21 Kasım 2009 Cumartesi

Denizlispor-Antalyaspor

Kimine göre derbi , kimine göre eski hesap ama gerçek olan tek şey bu maçın diğer Antalyaspor-Denizlispor maçlarından daha ateşli geçeceği. İlk önce 40 lira olarak açıklanması beklenen Antalyaspor taraftarı tribünü kalearkasına alınmasıyla fiyat 5 liraya düştü. Bu fiyata ne kadar Antalya taraftarı gelir maç günü belli olur.

Maçta tek düşüncemiz 3 puan gerisi bizi ilgilendirmiyor. Saha dışı olayları olurmu olmazmı maç günü belli olur . Olmaması temennimiz . Saha içinde takıma vereceğimiz destek her şeyden önemli.


Aslında bu maç için fazla yazıp çizmeye gerek yok herşey maç saatinde belli olur

15 Kasım 2009 Pazar

Bugün Evladınıza Bir Atkı Alın…

Bugün Evladınıza bir atkı alın.
Rengi yeşil-siyah olsun.
Ona kimliğinde yazan doğum yeri ibaresinin anlamını anlatın.
Bu kentin bir sakini değil sahibi olması gerektiğini anlatın. Bu kentin değerleri olduğunu , kendisinin de bu değerlerle beraber yükseleceğini yine bu değerlerle beraber alçalacağını anlatın.
Ona Denizlispor’un bu kentin en büyük markası olduğunu , Denizlisporlu olmanın utanılacak bir şey olmadığını anlatın.

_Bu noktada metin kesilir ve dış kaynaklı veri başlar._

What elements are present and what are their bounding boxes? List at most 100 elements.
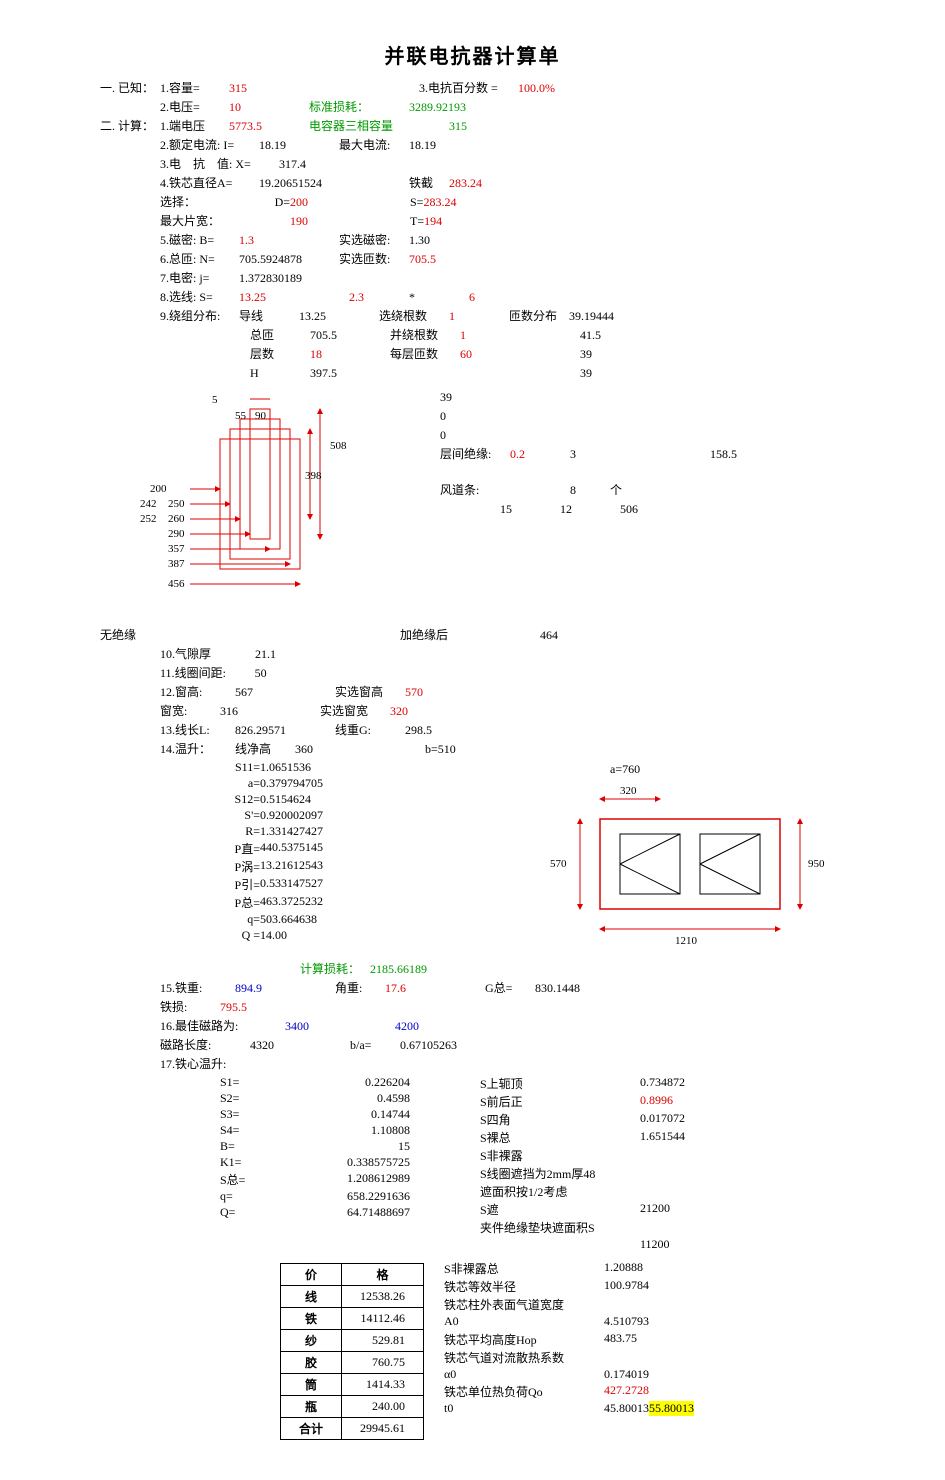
r12-lbl2: 实选窗高 (335, 683, 405, 701)
r2-v: 10 (229, 98, 309, 116)
r9-3av: 397.5 (310, 364, 390, 382)
svg-text:570: 570 (550, 858, 567, 870)
r12b-v2: 320 (390, 702, 408, 720)
r17-right-list: S上轭顶0.734872S前后正0.8996S四角0.017072S裸总1.65… (480, 1074, 685, 1253)
r14-b: b= (425, 740, 438, 758)
wind-unit: 个 (610, 481, 622, 499)
svg-text:90: 90 (255, 410, 267, 422)
s2r4a-s: S= (410, 193, 423, 211)
r2-n: 2. (160, 98, 169, 116)
page-title: 并联电抗器计算单 (100, 40, 845, 69)
side-val2: 55.80013 (649, 1401, 694, 1416)
price-row-lbl: 筒 (281, 1374, 342, 1396)
s2r3-lbl: 电 抗 值: X= (169, 155, 279, 173)
r15-loss-lbl: 铁损: (160, 998, 220, 1016)
r17l-val: 0.338575725 (280, 1155, 410, 1170)
calc-lbl: P引= (200, 876, 260, 893)
svg-text:252: 252 (140, 513, 157, 525)
s2r2-n: 2. (160, 136, 169, 154)
r9-0a: 导线 (239, 307, 299, 325)
r16-n: 16. (160, 1017, 175, 1035)
calc-lbl: S12= (200, 792, 260, 807)
s2r4a-d: D= (250, 193, 290, 211)
s2r2-lbl2: 最大电流: (339, 136, 409, 154)
side-val: 100.9784 (604, 1278, 649, 1295)
s2r1b-v: 315 (449, 117, 467, 135)
side-val: 427.2728 (604, 1383, 649, 1400)
r11-v: 50 (255, 664, 267, 682)
price-row-lbl: 铁 (281, 1308, 342, 1330)
r15-v2: 17.6 (385, 979, 485, 997)
r15-lbl2: 角重: (335, 979, 385, 997)
r1-v: 315 (229, 79, 309, 97)
side-lbl: 铁芯平均高度Hop (444, 1331, 604, 1348)
r12b-lbl2: 实选窗宽 (320, 702, 390, 720)
calc-val: 463.3725232 (260, 894, 380, 911)
r12b-v: 316 (220, 702, 320, 720)
calc-lbl: Q = (200, 928, 260, 943)
r1-lbl: 容量= (169, 79, 229, 97)
r16-ba: b/a= (350, 1036, 400, 1054)
s2r3-n: 3. (160, 155, 169, 173)
side-val: 483.75 (604, 1331, 637, 1348)
calc-val: 13.21612543 (260, 858, 380, 875)
s2r4-lbl2: 铁截 (409, 174, 449, 192)
calc-val: 440.5375145 (260, 840, 380, 857)
price-row-lbl: 线 (281, 1286, 342, 1308)
after-ins-v: 464 (540, 626, 558, 644)
s2r4a-sv: 283.24 (423, 193, 456, 211)
r17l-val: 658.2291636 (280, 1189, 410, 1204)
price-row-lbl: 纱 (281, 1330, 342, 1352)
calc-lbl: S11= (200, 760, 260, 775)
s2r6-lbl: 总匝: N= (169, 250, 239, 268)
side-lbl: 铁芯等效半径 (444, 1278, 604, 1295)
r17l-val: 1.208612989 (280, 1171, 410, 1188)
r17l-lbl: B= (220, 1139, 280, 1154)
calc-val: 0.533147527 (260, 876, 380, 893)
svg-text:5: 5 (212, 394, 218, 406)
r17r-lbl: S上轭顶 (480, 1075, 640, 1092)
calc-lbl: P直= (200, 840, 260, 857)
r9-1cv: 41.5 (580, 326, 601, 344)
s2r4-v2: 283.24 (449, 174, 482, 192)
s2r2-v: 18.19 (259, 136, 339, 154)
r17l-lbl: S4= (220, 1123, 280, 1138)
svg-text:508: 508 (330, 440, 347, 452)
r15-lbl: 铁重: (175, 979, 235, 997)
price-row-val: 760.75 (342, 1352, 424, 1374)
s2r6-v2: 705.5 (409, 250, 436, 268)
r17r-val: 0.734872 (640, 1075, 685, 1092)
price-row-val: 529.81 (342, 1330, 424, 1352)
svg-text:1210: 1210 (675, 935, 698, 947)
s2r4b-lbl: 最大片宽： (160, 212, 250, 230)
svg-text:200: 200 (150, 483, 167, 495)
windrow-b: 12 (560, 500, 620, 518)
price-h1: 价 (281, 1264, 342, 1286)
r9-0bv: 1 (449, 307, 509, 325)
wind-lbl: 风道条: (440, 481, 510, 499)
calc-val: 14.00 (260, 928, 380, 943)
r9-2b: 每层匝数 (390, 345, 460, 363)
price-h2: 格 (342, 1264, 424, 1286)
r17l-lbl: S2= (220, 1091, 280, 1106)
r13-lbl: 线长L: (175, 721, 235, 739)
r15-v: 894.9 (235, 979, 335, 997)
r17l-lbl: S总= (220, 1171, 280, 1188)
r17r-val: 21200 (640, 1201, 670, 1218)
svg-text:320: 320 (620, 785, 637, 797)
r17l-val: 0.4598 (280, 1091, 410, 1106)
r14-n: 14. (160, 740, 175, 758)
r17l-lbl: S1= (220, 1075, 280, 1090)
r14-av: 760 (622, 760, 640, 778)
r17r-lbl: S线圈遮挡为2mm厚48 (480, 1165, 640, 1182)
s2r4a-lbl: 选择： (160, 193, 250, 211)
side-val: 1.20888 (604, 1260, 643, 1277)
wind-v: 8 (570, 481, 610, 499)
price-row-val: 29945.61 (342, 1418, 424, 1440)
r2-lbl: 电压= (169, 98, 229, 116)
r13-v: 826.29571 (235, 721, 335, 739)
r9-1b: 并绕根数 (390, 326, 460, 344)
r9-1bv: 1 (460, 326, 520, 344)
r12-lbl: 窗高: (175, 683, 235, 701)
r17l-lbl: S3= (220, 1107, 280, 1122)
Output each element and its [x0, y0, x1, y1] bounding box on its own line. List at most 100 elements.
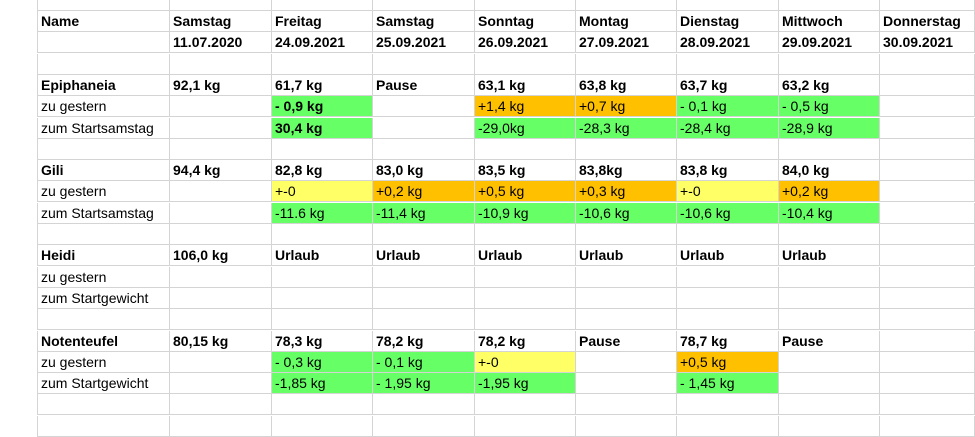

Anlatın işte dilinizin döndüğünce… Denizli’de doğmakla Denizlisporlu olunamayacağını , bunun için karşılıksız bir sevgi , bağlılık gerektiğini anlatın.Bir atkı alıp o atkının sadece bir atkı almadığını özel bir anlamı olduğunu anlatın.


Bugün evladınıza bir atkı alın.
Rengi ne siyah-beyaz,ne sarı-kırmızı,ne sarı-lacivert olsun. Yeşil-siyah olsun rengi…
Siyahı futbolun kurulu baronlar düzenine isyanı , yeşili ise bu ihanet çemberinden kurtuluşun ümidi olsun. Yeşillerin en güzeli , siyahların en delikanlısı olsun… Denizlispor atkısı olsun.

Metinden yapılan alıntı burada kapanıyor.